Dr. Joanie Willett, of the University of Exeter, commented: “We found the driving factor for avoiding fast fashion lies in realising clothing and the materials that it is made from are precious, and embody labour and time. After the workshops people expressed a desire to reduce their clothing either by buying fewer goods of better quality that they expected to be able to keep for longer or choosing not to buy anything at all for an extended time.”
Part of the Arts and Humanities Research Council’s ‘Designing a Sensibility for Sustainable Clothing’ project, the study explored people’s attitudes towards fashion and their understanding of how to repair a garment. Many of the participants in the West Midlands area are said to have previously worked in the garment manufacturing sector, and so had knowledge of various repair techniques.
Regardless of their level of skill, all participants took part in as many as 40 workshops where they were shown how garments are constructed and, comparatively, how items like a woollen jumper can be unravelled and used in the production of other items.
The workshop tasks were designed to get people to think about the life of clothing and their materials, the ethical questions raised by fast fashion, and teaching skills to make, mend and modify clothes.
Participants also took part in wardrobe edits at the beginning and end of their time taking part, during which they estimated the number of items in their wardrobes, before making an accurate count of the number of them.
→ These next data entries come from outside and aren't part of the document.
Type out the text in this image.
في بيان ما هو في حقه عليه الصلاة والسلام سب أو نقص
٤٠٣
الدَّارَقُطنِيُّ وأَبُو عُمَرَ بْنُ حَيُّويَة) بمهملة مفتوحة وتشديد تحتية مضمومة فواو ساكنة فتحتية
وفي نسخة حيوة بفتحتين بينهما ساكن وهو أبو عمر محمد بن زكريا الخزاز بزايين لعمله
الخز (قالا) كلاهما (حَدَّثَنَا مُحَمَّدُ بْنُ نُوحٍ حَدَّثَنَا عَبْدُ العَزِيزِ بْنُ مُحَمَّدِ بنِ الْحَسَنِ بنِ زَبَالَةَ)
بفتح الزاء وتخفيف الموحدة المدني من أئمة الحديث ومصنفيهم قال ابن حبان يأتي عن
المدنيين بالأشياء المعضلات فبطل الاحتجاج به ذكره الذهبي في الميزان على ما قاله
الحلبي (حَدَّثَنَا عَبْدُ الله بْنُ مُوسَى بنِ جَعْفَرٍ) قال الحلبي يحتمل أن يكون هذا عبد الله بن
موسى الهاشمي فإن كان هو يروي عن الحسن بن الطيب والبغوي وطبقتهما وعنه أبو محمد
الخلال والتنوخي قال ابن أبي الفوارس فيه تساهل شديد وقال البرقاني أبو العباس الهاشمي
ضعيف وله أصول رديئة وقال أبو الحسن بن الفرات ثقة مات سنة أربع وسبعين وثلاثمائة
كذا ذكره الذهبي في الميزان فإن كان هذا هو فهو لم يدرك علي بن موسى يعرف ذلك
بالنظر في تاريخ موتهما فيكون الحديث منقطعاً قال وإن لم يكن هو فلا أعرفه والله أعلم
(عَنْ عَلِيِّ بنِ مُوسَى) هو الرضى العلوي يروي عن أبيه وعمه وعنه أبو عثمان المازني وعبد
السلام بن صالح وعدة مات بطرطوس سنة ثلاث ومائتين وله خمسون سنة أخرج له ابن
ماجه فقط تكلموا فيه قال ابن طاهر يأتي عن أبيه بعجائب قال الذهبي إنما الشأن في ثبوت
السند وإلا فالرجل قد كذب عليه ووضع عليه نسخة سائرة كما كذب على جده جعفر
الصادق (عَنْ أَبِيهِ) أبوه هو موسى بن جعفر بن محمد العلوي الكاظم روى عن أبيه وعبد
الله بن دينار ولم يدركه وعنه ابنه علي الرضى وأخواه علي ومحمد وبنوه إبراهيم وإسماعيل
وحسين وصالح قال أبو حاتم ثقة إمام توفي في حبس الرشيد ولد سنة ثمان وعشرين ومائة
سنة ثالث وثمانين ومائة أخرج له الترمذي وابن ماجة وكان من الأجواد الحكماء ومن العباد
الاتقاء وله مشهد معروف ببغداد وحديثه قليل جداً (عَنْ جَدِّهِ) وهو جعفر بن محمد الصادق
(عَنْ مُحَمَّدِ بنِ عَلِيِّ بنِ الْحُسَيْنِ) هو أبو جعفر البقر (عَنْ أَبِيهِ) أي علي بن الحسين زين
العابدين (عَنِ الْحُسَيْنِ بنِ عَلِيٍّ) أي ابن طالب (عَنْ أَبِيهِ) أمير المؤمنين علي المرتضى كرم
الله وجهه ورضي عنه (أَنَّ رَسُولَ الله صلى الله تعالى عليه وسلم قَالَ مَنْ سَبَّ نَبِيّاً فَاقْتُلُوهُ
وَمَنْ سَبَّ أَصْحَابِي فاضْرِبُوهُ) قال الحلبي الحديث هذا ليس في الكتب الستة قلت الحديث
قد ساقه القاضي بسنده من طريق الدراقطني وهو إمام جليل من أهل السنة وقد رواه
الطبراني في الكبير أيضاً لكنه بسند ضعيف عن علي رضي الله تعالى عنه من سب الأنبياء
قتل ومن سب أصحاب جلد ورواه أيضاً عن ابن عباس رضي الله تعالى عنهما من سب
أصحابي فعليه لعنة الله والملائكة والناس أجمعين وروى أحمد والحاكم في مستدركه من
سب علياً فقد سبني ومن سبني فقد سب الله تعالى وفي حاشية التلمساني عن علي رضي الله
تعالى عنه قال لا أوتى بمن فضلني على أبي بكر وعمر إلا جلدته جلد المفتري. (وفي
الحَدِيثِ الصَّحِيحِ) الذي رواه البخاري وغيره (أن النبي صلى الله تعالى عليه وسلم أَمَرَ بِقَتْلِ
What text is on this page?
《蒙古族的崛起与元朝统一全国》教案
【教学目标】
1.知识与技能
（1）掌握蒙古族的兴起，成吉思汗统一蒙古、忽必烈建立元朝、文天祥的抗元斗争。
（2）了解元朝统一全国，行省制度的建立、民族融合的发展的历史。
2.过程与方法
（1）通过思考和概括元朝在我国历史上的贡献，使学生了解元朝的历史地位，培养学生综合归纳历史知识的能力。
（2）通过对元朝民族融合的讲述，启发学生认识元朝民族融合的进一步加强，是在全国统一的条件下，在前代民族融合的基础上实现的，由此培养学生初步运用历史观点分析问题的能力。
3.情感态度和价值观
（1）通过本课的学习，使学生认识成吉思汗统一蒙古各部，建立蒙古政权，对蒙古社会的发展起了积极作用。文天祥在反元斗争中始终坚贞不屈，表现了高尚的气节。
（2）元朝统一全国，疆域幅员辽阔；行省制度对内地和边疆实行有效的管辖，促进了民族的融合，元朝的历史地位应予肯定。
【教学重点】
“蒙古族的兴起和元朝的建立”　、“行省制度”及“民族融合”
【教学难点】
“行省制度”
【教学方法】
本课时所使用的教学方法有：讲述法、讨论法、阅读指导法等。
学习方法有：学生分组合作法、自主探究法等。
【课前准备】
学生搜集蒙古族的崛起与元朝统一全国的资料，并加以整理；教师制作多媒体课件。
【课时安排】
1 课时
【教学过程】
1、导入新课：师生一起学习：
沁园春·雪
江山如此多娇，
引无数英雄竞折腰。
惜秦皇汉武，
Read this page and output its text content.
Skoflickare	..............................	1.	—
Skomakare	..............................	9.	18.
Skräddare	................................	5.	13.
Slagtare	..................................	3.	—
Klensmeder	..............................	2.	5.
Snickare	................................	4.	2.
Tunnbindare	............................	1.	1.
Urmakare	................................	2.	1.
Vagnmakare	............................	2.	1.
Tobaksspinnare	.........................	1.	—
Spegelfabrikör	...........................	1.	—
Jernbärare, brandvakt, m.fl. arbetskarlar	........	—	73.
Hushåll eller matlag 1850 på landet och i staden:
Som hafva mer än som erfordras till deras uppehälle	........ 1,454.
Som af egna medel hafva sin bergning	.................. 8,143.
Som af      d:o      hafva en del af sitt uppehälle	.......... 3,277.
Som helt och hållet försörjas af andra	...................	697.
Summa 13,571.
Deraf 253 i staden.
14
This was done to help people understand the extent to which the average consumer’s clothing collection can grow and how these items can be reused, restyled and repaired. A key learning was not that ‘fast fashion is bad’, but that all materials hold value regardless of an item’s price point.
One participant commented: “We’ve had quite a few good chats about cheap clothing and not demonising it and the privilege of being able to clothe yourself adequately.” Another added: “I don’t think it’s about shaming people about what they buy, and going “that’s wrong”, I think it’s more about helping people make more informed decisions.”
Professor Clare Saunders, from the University of Exeter, said: “We found inviting people to immerse them in the materiality of clothing enabled potentially transformative affective encounters which like seeds, can be nurtured and fostered.
“The workshops supported participants to become more ‘fluent’ as people who create with textiles, and to find their enjoyment in undertaking these activities.”